Comme attendu, la BCE a cette semaine fait légèrement évolué son discours vers la possibilité d’un « assouplissement quantitatif », sans pour autant passer à un acte quelconque. C’est tout l’avantage des personnes qu’on écoute, qui peuvent avoir un impact sur la réalité en prévenant simplement qu’elles pourraient agir sur ladite réalité ; quelques gérants réputés en tirent souvent profit, Monsieur Draghi lui, offre ses services aux Etats européens pour continuer de réduire leur taux d’emprunt, simplement par quelques discours.

L’ensemble des pays européens, pour la plupart en situation de surendettement, en profitent bien puisque leurs taux à 10 ans sont aujourd’hui quasiment tous passés sous la barre des 4% : l’Allemagne emprunte à 1.5%, le Portugal emprunte à 3.8%, l’Espagne et l’Italie 3.1% soit la moyenne du taux allemand sur les dix dernières années.

Même la Grèce, suite au déblocage de la dernière tranche d’aide par les ministres de la Zone Euro, devrait pouvoir profiter d’un taux 5 ans autour de 6% pour réaliser une première émission obligataire depuis sa restructuration (pour ne pas dire défaut) en 2011 et après avoir atteint des taux de 30% en février 2012. La situation a donc dû évoluer dans le bon sens, dirait un observateur : l’endettement est passé de 130% en 2009 à 176% en 2014, le chômage culmine à 27.5%, seule la tendance de fond semble commencer à prendre un début de chemin d’amélioration… Un des principaux changements est donc l’appétit des investisseurs qui, cherchant coûte que coûte du rendement, sont actuellement prêts à des paris de plus en plus risqués : la Grèce à 6% en est un, les nouvelles émissions obligataires de PME-ETI entre 4 et 6% (auxquelles les banques prêtaient auparavant à des taux comparables mais en échange de garanties beaucoup plus importantes que celles d’une simple obligation) en sont un autre, le « haut rendement » à tout crin, sur des échéances de plus en plus longues, lorsque le crossover a bientôt rejoint les niveaux les plus serrés de 2007 en est un troisième…

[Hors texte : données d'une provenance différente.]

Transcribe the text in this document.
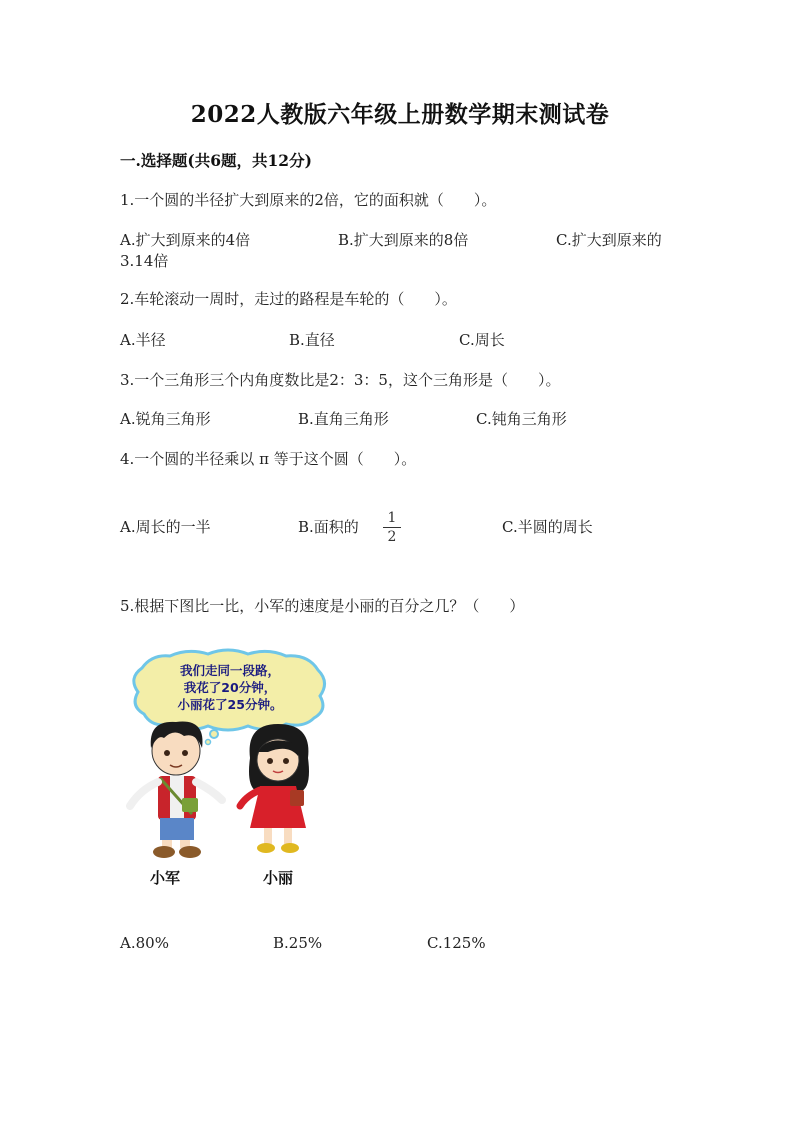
2022人教版六年级上册数学期末测试卷
一.选择题(共6题，共12分)
1.一个圆的半径扩大到原来的2倍，它的面积就（　　）。
A.扩大到原来的4倍	B.扩大到原来的8倍	C.扩大到原来的
3.14倍
2.车轮滚动一周时，走过的路程是车轮的（　　）。
A.半径	B.直径	C.周长
3.一个三角形三个内角度数比是2：3：5，这个三角形是（　　）。
A.锐角三角形	B.直角三角形	C.钝角三角形
4.一个圆的半径乘以 π 等于这个圆（　　）。
A.周长的一半	B.面积的	1
2
C.半圆的周长
5.根据下图比一比，小军的速度是小丽的百分之几？（　　）
我们走同一段路，
我花了20分钟，
小丽花了25分钟。
小军	小丽
A.80%	B.25%	C.125%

Haut rendement justement avec cette semaine plusieurs dossiers :

  • L’Espagnol FCC : après avoir validé une restructuration de loans pour un montant d’environ 4.5Mds d’euros, reste à demander l’approbation des porteurs de la convertible 10/2014 pour un montant de 450M€. Autant dire que vu les montants, cette demande se fera juste « pour la forme » et, que ce soit par AG ou par le biais de la justice, la convertible FCC sera bien prolongée de 5 ou 6 ans. Sans exactement connaître les termes de l’opération et parce que ce type d’opération forcée est évidemment très mal considérée, l’obligation 2014 est passée en quelques heures de 100% du nominal à 95 pour traiter actuellement autour de 97.5% soit un rendement d’environ 7.15% sur 5-6 ans. Au vu de l’endettement de la société et de son attitude vis-à-vis des porteurs obligataires, ce taux nous semble une fois de plus trop bas. (AG des porteurs de la convertible le 5 mai)
  • L’Allemand Air Berlin : malgré ses dénégations le transporteur aérien semble bien en panne de trésorerie… Deux solutions se présentent alors : soit son riche actionnaire Etihad (détenant actuellement 29.9%) vole à son secours et augmente sa participation, soit une nouvelle compagnie aérienne européenne connaîtra le défaut…
  • Le Français Numéricable : après trois semaines d’allers-venues, c’est finalement le petit Numéricable qui vient de remporter SFR, au grand dam de l’Intelligencia politique. Avec une augmentation de capital de 4.7Mds et un endettement complémentaire de 8.8Mds€, le nouveau groupe devrait offrir de meilleurs ratios que Numéricable seul, avec notamment un ratio dette/ebitda de 3.5x (contre 4x pour Numéricable actuellement)
  • Enfin Lafarge : grâce à la fusion avec le Suisse Holcim, le leader français devrait sortir de la catégorie « haut rendement » et retrouver un rating BBB-/BBB. Nous suivrons les obligations Lafarge assorties de « step-down » sur le coupon qui devraient ne pas profiter autant de l’opération que les autres…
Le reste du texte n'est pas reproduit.